The simultaneous sense of joy and relief that comes from launching your first localized website tends to paper over any cracks in the underlying translation strategy.
The bilingual employees who doubled as impromptu translators? The developers who donated their nights and weekends? Those extraordinary efforts can easily be rationalized as temporary, character building activities that brought the whole company a little closer together.
But while these victories do have value, it’s important to acknowledge that translation is rarely a one-off initiative.
Assuming your first foray into multilingual content shows promise, global aspirations will likely put additional languages on your agenda. And when you come to that fork in the content roadmap, your formerly functional translation strategy could be stretched in unexpected ways.
More Talent To Recruit For Language Translation
More languages inevitably require a deeper bench of linguistic experts. Sooner or later, even companies with the most multilingual staff will hit a point of diminishing returns when trying to take advantage of their employees’ secondary skills.
And depending on how niche the target language is, even those already engaged with freelance or agency translators may need to add another vendor to their list.
Translators, editors, and reviewers aren’t the only collaborators to consider, either. Regional marketing and sales staff are often required to truly capitalize on the localized content you’ll be creating. At the same time, your growing catalog of content may introduce new logistical challenges that can only be solved by bringing a dedicated project manager (or two) on board.
The most impactful talent management decision, however, may be clearing a path for the technical experts you already have on staff.
If occasional weekend work turns into nights-and-weekends work for your developers, business innovation and employee satisfaction will surely suffer.
As a result, many localization teams are adding artificial intelligence to their payroll in the form of specialized translation software.
More Translation Assets To Align
More contributors can only add more value if you coordinate their efforts effectively. Unfortunately, a growing cast of localization collaborators can create entirely new people problems.
The small squad of officemates who helped launch your first language or two could quickly become a subdivision of a larger localization army distributed across several continents.
As a result, the shoulder taps and email reminders that used to keep a project swimming along smoothly will no longer suffice. In these instances, a more sophisticated and centralized system of record is required to reduce headaches and maintain momentum.
Giving everyone access to a common collaboration platform isn’t a solution in and of itself, though. From SharePoint to Dropbox, user satisfaction has always played a part in dictating the success of the tool.
One surefire way to inspire smooth adoption is to select a solution that’s flexible enough to support the habits and preferences of every user.
Settling for rigid translation workflows that fail to account for the endless variability between different languages, linguists, and content types will only spawn the kind of individual workarounds that are impossible to track.
More Pressure To Perform
Translating content into more languages costs more money. That’s not news to anyone.

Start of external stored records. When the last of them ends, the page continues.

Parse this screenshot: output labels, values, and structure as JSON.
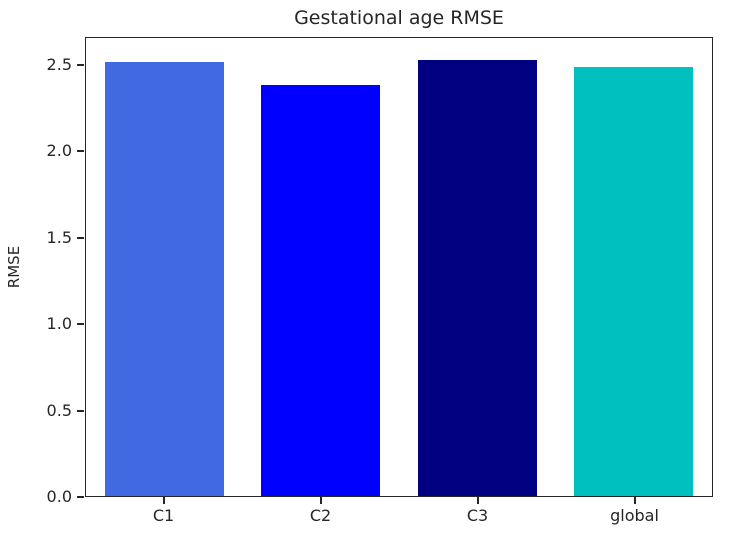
{
  "figure": {
    "title": "Gestational age RMSE",
    "ylabel": "RMSE"
  },
  "chart_data": {
    "type": "bar",
    "title": "Gestational age RMSE",
    "xlabel": "",
    "ylabel": "RMSE",
    "categories": [
      "C1",
      "C2",
      "C3",
      "global"
    ],
    "values": [
      2.52,
      2.39,
      2.53,
      2.49
    ],
    "bar_colors": [
      "#4169e1",
      "#0000ff",
      "#000080",
      "#00bfbf"
    ],
    "ylim": [
      0,
      2.66
    ],
    "yticks": [
      0.0,
      0.5,
      1.0,
      1.5,
      2.0,
      2.5
    ],
    "ytick_labels": [
      "0.0",
      "0.5",
      "1.0",
      "1.5",
      "2.0",
      "2.5"
    ],
    "grid": false,
    "legend": "none",
    "background_color": "#ffffff",
    "spine_color": "#262626"
  }
}
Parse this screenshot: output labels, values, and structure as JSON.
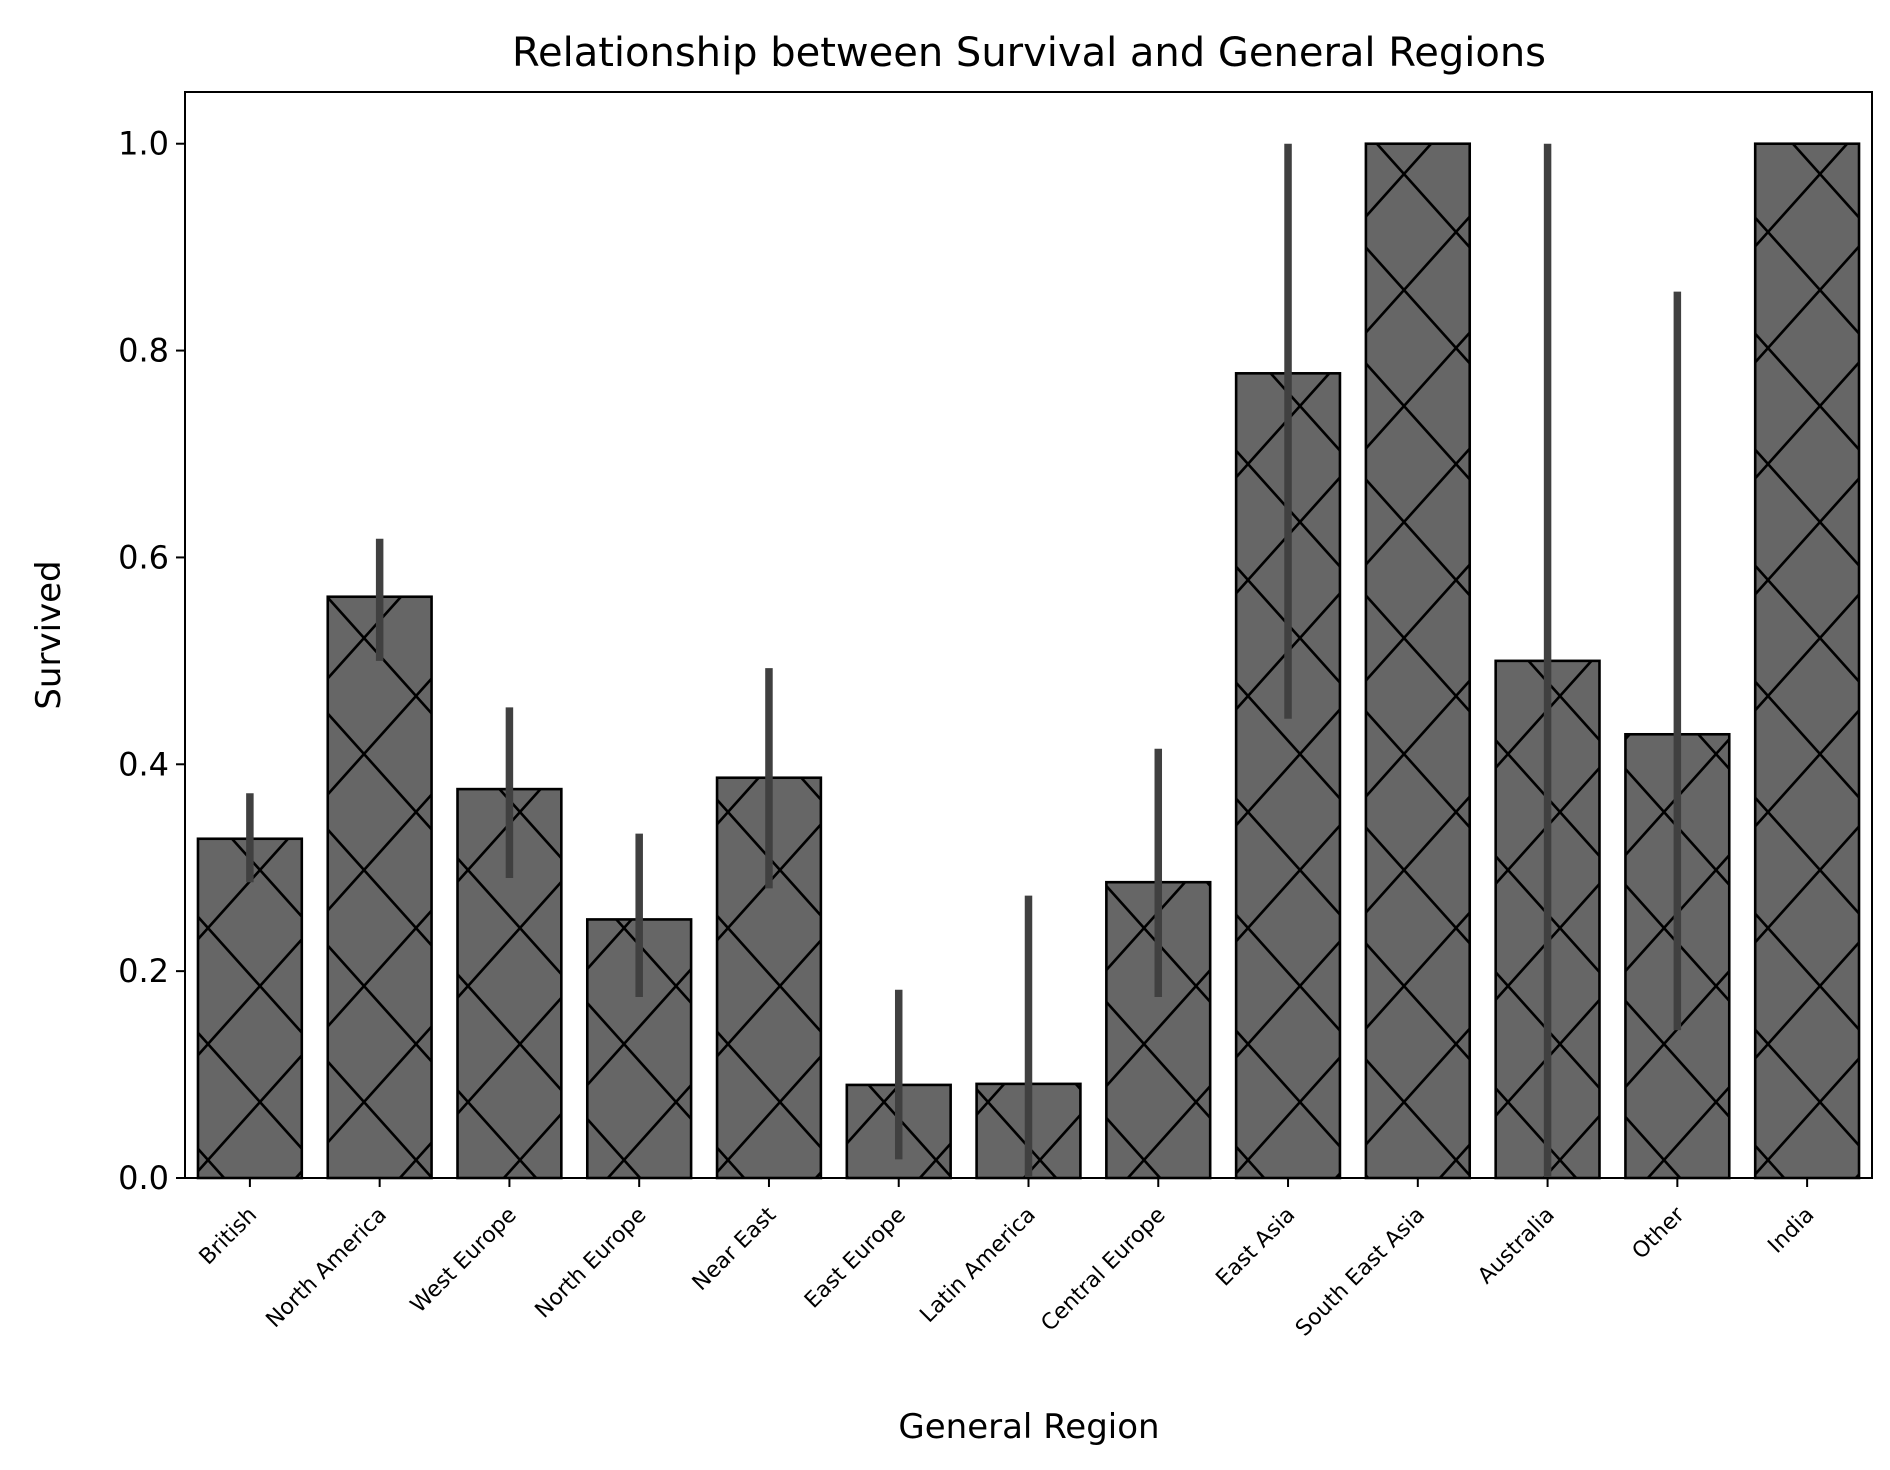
{
  "chart_data": {
    "type": "bar",
    "title": "Relationship between Survival and General Regions",
    "xlabel": "General Region",
    "ylabel": "Survived",
    "ylim": [
      0,
      1.05
    ],
    "yticks": [
      0.0,
      0.2,
      0.4,
      0.6,
      0.8,
      1.0
    ],
    "ytick_labels": [
      "0.0",
      "0.2",
      "0.4",
      "0.6",
      "0.8",
      "1.0"
    ],
    "categories": [
      "British",
      "North America",
      "West Europe",
      "North Europe",
      "Near East",
      "East Europe",
      "Latin America",
      "Central Europe",
      "East Asia",
      "South East Asia",
      "Australia",
      "Other",
      "India"
    ],
    "values": [
      0.328,
      0.562,
      0.376,
      0.25,
      0.387,
      0.09,
      0.091,
      0.286,
      0.778,
      1.0,
      0.5,
      0.429,
      1.0
    ],
    "error_bars": [
      [
        0.286,
        0.372
      ],
      [
        0.5,
        0.618
      ],
      [
        0.29,
        0.455
      ],
      [
        0.175,
        0.333
      ],
      [
        0.28,
        0.493
      ],
      [
        0.018,
        0.182
      ],
      [
        0.0,
        0.273
      ],
      [
        0.175,
        0.415
      ],
      [
        0.444,
        1.0
      ],
      [
        1.0,
        1.0
      ],
      [
        0.0,
        1.0
      ],
      [
        0.143,
        0.857
      ],
      [
        1.0,
        1.0
      ]
    ],
    "bar_color": "#666666",
    "edge_color": "#000000",
    "error_color": "#404040",
    "hatch": "x",
    "grid": false,
    "legend": "none"
  }
}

What may be news, however, is the notion that not every dollar is invested with similar expectations.
Most companies launch their translation strategies with a pilot project mentality.
Teams pick a target language with clear upside, translate a website or app in its entirety, and handle the accounting afterward. That subtotal is then used to decide if and when content plans expand into additional languages.
When that budget does materialize, though, executives tend to expect flatter learning curves and fatter marketing returns. And with expectations outpacing budget growth in most cases, translation strategies must become more tactical.
The first levers to consider pulling involve the content itself. By prioritizing your catalog according to audience value, you’ll likely find that source content doesn’t need to be translated in its entirety at the outset (if at all).
Additionally, you can often assign less expensive translation resources and less intensive review processes to some of your long-tail content.
Translation is an Investment
Lastly, it’s important to remember that localization investments always include more than the just the external cost of language services.
The internal cost of employee effort can be just as significant as your number of supported languages grow.
By finding technical solutions capable of controlling these expenses, however, the cost of adding new languages becomes increasingly affordable.